Plutôt satisfaite de moi, je les laisse tous planté là-bas comme des clous et me dirige vers ma chambre toute légère. Cela fait une éternité que j'avais envie de cracher cette vérité et même si cela m'a pris du temps, je ne regrette pas de l'avoir fait.
Déjà, toute petite alors que mon père n'était qu'un simple ministre, je détestais la politique par cela m'empêchait d'être une petite fille ordinaire comme toute petite de mon âge, puis j'ai grandi, mon père a prit le pouvoir et m'a donné plus de raison de la détester encore ainsi que chaque habitant de ce pays.
Je me rappelle qu'il y a moins de cinq ans de cela, j'étais tombée amoureuse d'un gars de ma classe aux USA. Nous étions les seules deux Hopelandais de la classe et même si on était d'ethnies différent (lui Mawba et moi Diawré), on s'est aimé passionnément et à la folie. En ce temps j'ignorais tout ce qui se passait dans mon pays, qu'entre nos ethnies on n'avait même pas le droit de nous aimer et à cause de la politique jusqu'à ce que sa mère découvre notre relation.
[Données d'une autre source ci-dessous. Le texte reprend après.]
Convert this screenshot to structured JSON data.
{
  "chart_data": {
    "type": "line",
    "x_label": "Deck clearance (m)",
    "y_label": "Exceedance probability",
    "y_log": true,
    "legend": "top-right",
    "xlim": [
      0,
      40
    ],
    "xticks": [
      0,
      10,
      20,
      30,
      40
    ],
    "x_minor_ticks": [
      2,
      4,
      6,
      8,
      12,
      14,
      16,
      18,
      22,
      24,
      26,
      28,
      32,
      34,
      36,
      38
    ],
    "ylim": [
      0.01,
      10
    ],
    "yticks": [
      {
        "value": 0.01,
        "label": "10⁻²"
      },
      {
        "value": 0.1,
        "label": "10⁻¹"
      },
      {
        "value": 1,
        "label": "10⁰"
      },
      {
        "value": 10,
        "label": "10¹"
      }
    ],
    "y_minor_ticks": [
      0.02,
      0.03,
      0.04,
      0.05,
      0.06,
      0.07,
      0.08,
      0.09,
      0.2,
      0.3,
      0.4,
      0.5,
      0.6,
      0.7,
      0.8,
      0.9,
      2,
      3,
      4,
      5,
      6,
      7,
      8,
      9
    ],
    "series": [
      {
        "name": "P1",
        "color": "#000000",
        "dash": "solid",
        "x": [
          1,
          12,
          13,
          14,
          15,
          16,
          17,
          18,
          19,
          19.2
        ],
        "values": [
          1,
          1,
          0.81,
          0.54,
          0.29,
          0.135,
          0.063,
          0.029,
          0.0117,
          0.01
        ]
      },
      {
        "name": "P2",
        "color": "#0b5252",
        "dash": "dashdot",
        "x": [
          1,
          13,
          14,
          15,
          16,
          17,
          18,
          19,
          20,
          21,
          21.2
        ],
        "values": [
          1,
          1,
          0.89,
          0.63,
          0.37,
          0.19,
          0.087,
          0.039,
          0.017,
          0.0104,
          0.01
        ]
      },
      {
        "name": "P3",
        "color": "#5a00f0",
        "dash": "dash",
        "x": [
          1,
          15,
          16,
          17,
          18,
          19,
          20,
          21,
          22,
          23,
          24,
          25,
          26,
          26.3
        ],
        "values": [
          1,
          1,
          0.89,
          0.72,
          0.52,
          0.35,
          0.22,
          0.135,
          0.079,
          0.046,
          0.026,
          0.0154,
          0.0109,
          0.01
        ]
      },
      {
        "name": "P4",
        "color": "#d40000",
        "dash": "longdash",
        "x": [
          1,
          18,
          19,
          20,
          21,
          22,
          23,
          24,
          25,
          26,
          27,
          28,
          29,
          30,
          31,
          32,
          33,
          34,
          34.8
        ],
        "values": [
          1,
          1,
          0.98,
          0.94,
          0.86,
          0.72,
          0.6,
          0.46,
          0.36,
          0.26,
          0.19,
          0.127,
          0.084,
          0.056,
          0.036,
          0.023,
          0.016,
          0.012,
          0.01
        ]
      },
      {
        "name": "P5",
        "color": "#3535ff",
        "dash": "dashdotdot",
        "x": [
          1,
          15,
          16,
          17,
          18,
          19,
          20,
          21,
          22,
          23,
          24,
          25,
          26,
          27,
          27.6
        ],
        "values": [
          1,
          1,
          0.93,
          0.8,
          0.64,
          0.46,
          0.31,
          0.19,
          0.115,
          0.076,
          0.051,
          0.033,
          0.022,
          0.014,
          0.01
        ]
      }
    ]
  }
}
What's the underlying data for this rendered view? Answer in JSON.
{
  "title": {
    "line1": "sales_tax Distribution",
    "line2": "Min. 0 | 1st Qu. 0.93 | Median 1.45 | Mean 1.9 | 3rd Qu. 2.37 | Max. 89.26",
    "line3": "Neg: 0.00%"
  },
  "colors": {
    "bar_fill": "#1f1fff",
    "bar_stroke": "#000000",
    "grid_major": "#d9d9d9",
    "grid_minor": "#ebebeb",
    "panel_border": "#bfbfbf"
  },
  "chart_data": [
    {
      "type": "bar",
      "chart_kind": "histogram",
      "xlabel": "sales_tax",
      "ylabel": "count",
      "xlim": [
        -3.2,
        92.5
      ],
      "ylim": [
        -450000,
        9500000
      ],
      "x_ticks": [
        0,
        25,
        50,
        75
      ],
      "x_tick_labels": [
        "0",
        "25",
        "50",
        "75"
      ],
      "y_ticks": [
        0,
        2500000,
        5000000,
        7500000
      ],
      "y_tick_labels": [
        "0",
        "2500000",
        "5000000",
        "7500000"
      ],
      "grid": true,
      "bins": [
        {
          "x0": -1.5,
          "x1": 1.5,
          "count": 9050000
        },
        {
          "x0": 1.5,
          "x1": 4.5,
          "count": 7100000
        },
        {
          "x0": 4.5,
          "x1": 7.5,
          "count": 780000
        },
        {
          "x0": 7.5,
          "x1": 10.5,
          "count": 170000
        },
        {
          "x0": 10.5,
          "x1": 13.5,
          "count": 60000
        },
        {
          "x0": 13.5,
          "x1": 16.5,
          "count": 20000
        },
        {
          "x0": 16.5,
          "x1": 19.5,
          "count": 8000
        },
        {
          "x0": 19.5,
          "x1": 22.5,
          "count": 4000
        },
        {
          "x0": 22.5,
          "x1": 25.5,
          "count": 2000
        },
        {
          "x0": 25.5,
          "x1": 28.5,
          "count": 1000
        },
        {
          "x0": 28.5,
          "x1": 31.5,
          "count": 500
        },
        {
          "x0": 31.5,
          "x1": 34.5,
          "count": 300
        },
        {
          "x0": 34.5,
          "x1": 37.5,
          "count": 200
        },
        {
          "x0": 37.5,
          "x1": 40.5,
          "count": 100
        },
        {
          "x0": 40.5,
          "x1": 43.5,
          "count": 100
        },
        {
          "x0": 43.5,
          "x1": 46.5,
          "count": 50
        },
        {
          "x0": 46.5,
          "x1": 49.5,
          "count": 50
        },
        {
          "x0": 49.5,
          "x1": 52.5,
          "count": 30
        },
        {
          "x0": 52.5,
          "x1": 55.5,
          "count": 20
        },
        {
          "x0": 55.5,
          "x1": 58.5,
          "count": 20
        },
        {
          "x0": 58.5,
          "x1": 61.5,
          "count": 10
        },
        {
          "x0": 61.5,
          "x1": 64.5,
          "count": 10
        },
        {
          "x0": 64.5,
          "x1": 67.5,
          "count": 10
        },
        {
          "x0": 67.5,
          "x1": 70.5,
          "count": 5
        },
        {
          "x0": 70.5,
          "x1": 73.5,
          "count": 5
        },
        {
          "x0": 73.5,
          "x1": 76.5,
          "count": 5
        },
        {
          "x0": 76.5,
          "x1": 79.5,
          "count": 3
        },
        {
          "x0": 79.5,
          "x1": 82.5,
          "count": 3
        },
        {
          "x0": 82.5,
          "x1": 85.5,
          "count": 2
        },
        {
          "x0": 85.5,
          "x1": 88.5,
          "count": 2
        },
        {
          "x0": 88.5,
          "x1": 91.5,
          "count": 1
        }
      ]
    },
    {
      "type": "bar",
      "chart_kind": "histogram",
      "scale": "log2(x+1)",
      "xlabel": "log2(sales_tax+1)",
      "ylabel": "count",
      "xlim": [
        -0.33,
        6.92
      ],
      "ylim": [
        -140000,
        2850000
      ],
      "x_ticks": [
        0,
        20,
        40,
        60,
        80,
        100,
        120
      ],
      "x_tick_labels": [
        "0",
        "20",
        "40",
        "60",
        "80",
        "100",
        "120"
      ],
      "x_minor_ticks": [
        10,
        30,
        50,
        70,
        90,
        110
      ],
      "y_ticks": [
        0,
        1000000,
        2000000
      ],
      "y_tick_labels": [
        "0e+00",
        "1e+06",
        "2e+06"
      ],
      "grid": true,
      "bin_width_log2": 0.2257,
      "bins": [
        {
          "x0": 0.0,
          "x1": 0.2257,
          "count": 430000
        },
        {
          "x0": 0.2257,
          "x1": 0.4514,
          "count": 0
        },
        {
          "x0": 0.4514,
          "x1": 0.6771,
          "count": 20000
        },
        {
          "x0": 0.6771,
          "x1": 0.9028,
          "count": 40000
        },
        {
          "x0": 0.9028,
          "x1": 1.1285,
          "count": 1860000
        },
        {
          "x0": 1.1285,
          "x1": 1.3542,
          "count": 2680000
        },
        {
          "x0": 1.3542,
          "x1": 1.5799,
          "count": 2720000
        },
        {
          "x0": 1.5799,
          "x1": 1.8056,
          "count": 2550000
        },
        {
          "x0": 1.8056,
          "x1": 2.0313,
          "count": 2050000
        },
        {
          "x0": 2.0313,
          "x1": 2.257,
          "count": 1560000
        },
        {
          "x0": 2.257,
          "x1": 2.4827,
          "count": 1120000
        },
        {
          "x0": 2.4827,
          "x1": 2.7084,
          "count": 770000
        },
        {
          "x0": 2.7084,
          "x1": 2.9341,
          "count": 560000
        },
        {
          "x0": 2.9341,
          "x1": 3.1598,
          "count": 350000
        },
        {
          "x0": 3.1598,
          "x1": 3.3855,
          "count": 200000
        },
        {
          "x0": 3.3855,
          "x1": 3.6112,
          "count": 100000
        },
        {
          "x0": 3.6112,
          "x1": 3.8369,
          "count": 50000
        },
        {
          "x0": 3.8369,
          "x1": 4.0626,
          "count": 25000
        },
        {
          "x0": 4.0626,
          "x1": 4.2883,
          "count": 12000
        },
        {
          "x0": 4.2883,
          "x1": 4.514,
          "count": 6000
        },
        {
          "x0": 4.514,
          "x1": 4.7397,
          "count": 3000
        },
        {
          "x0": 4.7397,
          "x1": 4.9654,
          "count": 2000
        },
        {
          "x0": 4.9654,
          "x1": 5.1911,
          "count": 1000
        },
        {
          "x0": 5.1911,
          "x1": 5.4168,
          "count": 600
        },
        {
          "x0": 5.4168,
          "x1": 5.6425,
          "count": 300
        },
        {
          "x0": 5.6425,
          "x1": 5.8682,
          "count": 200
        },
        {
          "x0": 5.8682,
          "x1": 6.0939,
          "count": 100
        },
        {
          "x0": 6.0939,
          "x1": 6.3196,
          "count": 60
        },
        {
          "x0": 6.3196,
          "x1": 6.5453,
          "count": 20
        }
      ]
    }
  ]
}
Cela fait bientôt cinq ans et je n'avais que quinze ans, mais je me rappelle de tout ce qu'elle m'avait dit, mot par mot. Elle m'avait brisé le cœur et a posé un ultimatum à son fils, il lui fallait choisir entre elle et moi, à cause d'une question d'ethnie alors que notre unique erreur était de nous aimer. Ce jour-là je m'étais promis de ne plus jamais aimer une personne de l'ethnie Mawba ou tout Hopelandais, je m'étais aussi promise de ne jamais être politicienne et je compte tenir mes promesses.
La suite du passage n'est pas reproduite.